ABSTRACT

That will always, as things go, be Donne’s fate as a poet-great glory, but not broad. He captures an ardent, almost impassioned, few; but has little share in the admiration of the many. He is too bare and direct, and he is too obscure and abstruse. He is at the same time too little and too much a poet. Jonson, indeed, though he en-thusiastically acknowledged him as ‘the first poet in the world for some things’, also remarked in convivial confidence to Drummond, that ‘Donne himself, for not being understood, would perish.’ It is undeniable that the full appreciation of his work, even by his devotees, needs not only all the research, scholarship, acute analysis, and sustained and penetrating diligence and thought that Professor Grierson has given to this new and surely definitive edition: it needs also some temperamental affinity, a certain openness of mind, and freedom from prejudice. To some extent, too, even in regard to the work of Donne’s headlong, hedonistic youth, such appreciation is a question of age.
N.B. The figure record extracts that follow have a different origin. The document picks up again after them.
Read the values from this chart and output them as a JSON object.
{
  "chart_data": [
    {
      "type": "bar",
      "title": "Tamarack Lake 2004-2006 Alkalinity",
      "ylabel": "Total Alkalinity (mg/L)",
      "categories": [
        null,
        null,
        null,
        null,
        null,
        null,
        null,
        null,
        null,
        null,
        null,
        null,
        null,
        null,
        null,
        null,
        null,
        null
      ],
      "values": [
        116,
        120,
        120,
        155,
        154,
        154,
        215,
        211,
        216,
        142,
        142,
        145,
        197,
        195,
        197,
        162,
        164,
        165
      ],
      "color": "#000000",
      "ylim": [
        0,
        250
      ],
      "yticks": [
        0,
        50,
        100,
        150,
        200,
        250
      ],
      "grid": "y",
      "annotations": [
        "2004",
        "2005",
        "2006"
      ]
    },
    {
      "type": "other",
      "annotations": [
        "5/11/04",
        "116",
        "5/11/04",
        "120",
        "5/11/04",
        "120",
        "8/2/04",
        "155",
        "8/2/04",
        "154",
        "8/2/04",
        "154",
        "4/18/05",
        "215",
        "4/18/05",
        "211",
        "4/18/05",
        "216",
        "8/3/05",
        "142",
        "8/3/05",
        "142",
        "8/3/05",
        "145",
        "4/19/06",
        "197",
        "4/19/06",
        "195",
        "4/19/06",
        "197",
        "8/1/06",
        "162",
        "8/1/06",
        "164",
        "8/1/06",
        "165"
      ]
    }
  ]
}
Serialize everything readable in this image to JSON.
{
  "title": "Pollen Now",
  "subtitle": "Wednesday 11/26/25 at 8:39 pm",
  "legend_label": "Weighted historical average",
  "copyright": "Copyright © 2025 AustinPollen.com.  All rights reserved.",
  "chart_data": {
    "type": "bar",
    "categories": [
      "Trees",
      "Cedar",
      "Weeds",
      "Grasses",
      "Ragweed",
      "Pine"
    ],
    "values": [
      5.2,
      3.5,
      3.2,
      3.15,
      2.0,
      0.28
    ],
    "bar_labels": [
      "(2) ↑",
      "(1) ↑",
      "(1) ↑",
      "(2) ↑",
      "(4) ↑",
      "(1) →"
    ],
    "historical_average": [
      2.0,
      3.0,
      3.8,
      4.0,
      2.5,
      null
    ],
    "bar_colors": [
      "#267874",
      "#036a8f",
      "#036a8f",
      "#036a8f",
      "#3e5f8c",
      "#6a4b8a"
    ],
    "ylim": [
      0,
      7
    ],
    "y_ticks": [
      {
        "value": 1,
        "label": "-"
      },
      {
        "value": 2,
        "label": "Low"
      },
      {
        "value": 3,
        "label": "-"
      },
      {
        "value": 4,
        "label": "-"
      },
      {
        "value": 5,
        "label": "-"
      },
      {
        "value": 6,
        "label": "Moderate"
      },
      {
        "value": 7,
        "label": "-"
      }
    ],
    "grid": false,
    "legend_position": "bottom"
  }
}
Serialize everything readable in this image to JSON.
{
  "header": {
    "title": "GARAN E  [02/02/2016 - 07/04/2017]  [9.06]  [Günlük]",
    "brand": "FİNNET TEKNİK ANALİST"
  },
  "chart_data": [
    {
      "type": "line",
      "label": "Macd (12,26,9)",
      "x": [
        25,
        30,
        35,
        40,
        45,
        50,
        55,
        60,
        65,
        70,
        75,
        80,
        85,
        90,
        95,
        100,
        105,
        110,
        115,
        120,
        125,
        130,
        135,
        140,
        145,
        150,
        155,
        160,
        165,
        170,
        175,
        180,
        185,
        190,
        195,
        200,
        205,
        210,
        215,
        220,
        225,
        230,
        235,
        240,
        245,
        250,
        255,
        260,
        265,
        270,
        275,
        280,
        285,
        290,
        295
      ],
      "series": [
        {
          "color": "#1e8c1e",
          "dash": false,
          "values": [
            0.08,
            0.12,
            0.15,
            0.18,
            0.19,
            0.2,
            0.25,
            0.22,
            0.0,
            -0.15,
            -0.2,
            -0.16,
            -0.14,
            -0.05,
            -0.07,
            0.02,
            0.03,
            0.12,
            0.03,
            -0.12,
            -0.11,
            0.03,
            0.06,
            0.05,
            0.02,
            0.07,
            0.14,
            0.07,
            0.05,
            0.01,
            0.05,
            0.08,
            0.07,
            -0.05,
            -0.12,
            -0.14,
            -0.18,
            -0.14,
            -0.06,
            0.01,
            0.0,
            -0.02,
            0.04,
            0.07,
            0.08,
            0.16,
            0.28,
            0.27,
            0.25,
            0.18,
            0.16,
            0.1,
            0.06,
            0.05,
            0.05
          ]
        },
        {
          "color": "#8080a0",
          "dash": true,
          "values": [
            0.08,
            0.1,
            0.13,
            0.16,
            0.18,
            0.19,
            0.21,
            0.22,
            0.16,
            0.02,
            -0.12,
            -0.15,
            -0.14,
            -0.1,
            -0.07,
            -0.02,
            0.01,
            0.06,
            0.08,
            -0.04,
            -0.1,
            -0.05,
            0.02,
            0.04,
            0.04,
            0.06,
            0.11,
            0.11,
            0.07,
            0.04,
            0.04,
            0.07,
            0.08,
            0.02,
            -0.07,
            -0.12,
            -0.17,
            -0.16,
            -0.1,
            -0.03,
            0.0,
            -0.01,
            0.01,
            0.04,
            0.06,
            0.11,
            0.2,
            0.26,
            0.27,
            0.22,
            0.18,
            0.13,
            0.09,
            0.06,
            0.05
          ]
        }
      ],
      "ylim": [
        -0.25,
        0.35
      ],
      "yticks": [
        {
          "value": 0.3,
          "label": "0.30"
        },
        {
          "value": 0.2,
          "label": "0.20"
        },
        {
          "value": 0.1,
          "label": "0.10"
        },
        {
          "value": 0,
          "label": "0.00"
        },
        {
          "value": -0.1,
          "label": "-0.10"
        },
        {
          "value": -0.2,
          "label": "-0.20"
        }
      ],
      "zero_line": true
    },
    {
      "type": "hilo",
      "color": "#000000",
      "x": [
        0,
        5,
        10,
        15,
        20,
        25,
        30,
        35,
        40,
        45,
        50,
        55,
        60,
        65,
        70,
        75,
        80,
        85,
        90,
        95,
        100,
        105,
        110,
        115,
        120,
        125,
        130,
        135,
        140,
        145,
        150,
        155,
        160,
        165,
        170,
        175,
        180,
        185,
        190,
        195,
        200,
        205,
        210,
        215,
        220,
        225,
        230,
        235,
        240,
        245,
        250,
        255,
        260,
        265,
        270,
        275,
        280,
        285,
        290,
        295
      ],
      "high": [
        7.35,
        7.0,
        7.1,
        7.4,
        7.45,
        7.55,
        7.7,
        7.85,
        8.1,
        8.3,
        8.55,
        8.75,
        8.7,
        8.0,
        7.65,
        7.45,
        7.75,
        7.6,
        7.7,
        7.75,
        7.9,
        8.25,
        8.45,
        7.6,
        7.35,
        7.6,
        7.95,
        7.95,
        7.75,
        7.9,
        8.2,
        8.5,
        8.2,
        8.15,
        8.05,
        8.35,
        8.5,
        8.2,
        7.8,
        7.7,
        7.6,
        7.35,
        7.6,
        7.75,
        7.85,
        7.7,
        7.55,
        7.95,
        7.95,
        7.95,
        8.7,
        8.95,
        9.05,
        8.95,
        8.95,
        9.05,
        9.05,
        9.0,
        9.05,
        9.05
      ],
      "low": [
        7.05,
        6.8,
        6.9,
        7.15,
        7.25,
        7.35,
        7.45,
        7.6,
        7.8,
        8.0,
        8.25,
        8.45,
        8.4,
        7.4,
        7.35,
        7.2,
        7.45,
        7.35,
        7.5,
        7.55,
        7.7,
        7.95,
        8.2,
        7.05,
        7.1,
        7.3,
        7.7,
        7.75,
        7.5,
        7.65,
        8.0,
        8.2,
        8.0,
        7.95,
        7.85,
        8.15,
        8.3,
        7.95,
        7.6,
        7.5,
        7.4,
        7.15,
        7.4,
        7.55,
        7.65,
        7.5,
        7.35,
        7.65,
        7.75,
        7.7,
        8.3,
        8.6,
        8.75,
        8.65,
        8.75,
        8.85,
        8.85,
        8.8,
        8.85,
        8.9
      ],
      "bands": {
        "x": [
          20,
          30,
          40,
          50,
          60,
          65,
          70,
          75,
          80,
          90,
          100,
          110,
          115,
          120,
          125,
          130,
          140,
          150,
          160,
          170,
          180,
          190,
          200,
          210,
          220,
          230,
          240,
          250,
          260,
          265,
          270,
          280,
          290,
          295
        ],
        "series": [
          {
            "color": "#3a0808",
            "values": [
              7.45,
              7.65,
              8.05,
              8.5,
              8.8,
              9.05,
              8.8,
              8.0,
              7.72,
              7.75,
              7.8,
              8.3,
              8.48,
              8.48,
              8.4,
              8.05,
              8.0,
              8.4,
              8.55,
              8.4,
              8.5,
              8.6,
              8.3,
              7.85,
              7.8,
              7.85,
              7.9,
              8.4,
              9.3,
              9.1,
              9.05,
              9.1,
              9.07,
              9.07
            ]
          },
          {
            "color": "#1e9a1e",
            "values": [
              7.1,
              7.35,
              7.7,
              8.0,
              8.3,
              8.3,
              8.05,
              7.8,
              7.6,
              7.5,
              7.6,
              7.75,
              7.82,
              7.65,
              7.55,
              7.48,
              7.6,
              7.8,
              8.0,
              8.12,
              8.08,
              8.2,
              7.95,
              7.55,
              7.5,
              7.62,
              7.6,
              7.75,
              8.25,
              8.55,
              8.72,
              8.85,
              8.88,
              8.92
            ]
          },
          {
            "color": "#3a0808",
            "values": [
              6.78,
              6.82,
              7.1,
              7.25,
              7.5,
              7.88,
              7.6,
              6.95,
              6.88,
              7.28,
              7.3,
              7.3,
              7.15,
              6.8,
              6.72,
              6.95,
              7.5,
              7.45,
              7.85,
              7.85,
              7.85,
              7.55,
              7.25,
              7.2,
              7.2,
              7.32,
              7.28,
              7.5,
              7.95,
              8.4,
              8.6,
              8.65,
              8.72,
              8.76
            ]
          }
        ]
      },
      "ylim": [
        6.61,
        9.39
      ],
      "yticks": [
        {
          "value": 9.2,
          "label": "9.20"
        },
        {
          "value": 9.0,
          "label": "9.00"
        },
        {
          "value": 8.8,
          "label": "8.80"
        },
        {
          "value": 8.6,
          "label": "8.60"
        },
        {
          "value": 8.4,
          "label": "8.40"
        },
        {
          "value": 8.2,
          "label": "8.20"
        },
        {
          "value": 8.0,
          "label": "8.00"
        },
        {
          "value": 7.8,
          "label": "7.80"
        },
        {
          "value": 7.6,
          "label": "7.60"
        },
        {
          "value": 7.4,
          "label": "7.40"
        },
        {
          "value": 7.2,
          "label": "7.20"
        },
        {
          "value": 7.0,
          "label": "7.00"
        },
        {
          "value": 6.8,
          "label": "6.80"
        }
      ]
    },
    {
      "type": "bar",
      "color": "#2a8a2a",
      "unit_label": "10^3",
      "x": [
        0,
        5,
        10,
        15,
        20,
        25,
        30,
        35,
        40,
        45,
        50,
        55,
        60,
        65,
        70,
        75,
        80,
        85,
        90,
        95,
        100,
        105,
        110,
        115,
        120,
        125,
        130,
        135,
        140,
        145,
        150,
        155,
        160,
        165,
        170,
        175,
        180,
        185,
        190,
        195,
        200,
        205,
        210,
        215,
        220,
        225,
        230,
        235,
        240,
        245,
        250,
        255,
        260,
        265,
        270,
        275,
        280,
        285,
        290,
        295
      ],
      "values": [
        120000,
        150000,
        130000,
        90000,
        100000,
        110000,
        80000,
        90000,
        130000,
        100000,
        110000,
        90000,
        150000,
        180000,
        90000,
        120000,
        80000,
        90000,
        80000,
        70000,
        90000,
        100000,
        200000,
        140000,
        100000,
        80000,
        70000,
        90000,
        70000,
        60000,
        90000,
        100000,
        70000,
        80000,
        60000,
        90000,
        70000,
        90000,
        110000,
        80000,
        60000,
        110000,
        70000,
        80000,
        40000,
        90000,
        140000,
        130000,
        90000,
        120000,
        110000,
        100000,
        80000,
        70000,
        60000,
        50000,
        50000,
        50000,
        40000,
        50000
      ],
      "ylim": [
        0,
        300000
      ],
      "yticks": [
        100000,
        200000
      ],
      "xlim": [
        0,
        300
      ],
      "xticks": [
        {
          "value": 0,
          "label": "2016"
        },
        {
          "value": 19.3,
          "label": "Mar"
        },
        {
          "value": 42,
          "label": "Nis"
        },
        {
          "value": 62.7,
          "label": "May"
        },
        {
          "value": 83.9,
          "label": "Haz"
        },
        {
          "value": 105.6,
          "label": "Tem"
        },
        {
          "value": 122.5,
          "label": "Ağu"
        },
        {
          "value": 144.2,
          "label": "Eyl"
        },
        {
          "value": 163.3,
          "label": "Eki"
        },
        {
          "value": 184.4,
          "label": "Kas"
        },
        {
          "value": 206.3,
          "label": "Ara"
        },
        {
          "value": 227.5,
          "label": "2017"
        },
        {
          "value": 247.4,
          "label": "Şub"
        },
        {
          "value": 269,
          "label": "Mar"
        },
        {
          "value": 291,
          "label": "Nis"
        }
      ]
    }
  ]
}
Life, fortunately, does not empty her whole cornucopia of delights on man’s devoted head in one generous gesture. She refuses to let him ever irretrievably ‘come of age’. She reserves joys for maturity, joys for antiquity. And Donne is among those intended for life’s meridian-when we look before and after and are compelled to realise that thenceforth, though our wisdom may ripen, it will ripen at the expense of the tree.